Current landscape of vector safety and genotoxicity after hematopoietic stem or immune cell gene therapy

Abstract

Malignant transformation of gene modified haematopoietic stem cells caused anxiety following adverse events in early clinical trials using gamma-retroviral vectors (γRV) to correct haematopoietic stem cells (HSC) in monogenic immune disorders. Adoption of HIV-derived lentiviral vectors (LV) with SIN (self-inactivating) configurations greatly reduced risks and subsequently hundreds of patients have been dosed with HSC gene therapy for blood, immune and metabolic conditions. Nevertheless, as experience builds, it's now well recognised that vector integration can drive clonal expansions and these may carry long term safety risks. Documented cases of haematological malignancy after SIN-LV gene therapy have recently emerged, in particular where heterologous retroviral promoters were employed and there are concerns around certain insulator elements and other possible contributors to clonal expansions. Similarly, tens of thousands of subjects have now received engineered T cell products, and longstanding dogma that mature T cells cannot be transformed is being questioned, with reports of a small number of malignant transformation events and wider concerns around secondary malignancies in some groups of patients. We summarize current clinical information and revisit genotoxicity risks following ex-vivo gene modification of HSC and T cells.

Fig. 1. Risk factors for genotoxicity & transformation.

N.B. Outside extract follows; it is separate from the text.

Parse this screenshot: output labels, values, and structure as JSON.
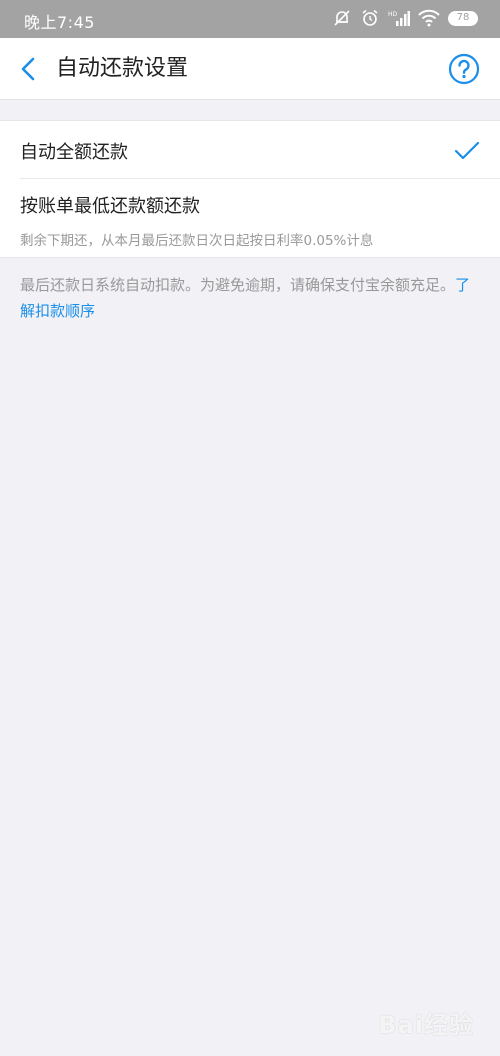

This figure summarises potential risk factors for the development of malignancy after possible transformation events in engineered human cells, noting that underlying plasticity and stemness may be a critical factor, with more differentiated populations such as T cells less likely to transform than haematopoietic stem cells or pluripotent stem cells: (i) Host Factors: underlying genetic pre-dispositions may involve chromosomal changes or specific genetic mutations in pathways controlling cell signalling, proliferation, apoptosis or particular checkpoint pathways. Such changes may constitute an additional ‘hit’, operating in synergy with other events as they arise to drive clonal expansion; Defective immune surveillance due to underlying conditions or following immunosuppressive chemotherapy may result in a failure to recognise or effectively eliminate transformed populations; Cumulative toxicities may deliver ‘multiple hits’ following intensive chemotherapy, radiotherapy or after allogeneic stem cell transplantation; Underlying DNA fragility or DNA repair defects, are recognised as predisposing to cancer development, often involving multiple lineages beyond the haematopoietic system. (ii) Engineering Platforms: Integrating gamma retroviral and lentiviral vector platforms favour gene rich regions with predispositions towards transcription start sites and active genes respectively. Transactivation of proto-oncogenes, disruption of miRNA binding sites and other mechanisms may lead to insertional effects, and may be compounded by pre-existing mutations in certain circumstances. These risks may be influenced by the choice of endogenous promoter, with concerns around strong retroviral promoter and enhancer elements. There may also be risks related to high vector copy numbers or manufacturing processes with multiple rounds of gene transfer. The inclusion of nucleases for genome editing effects, including site-directed gene insertions, may be associated with predictable or unpredictable chromosomal changes. Alternative base editing or prime editing platforms may also mediate changes beyond those predicted at the DNA level.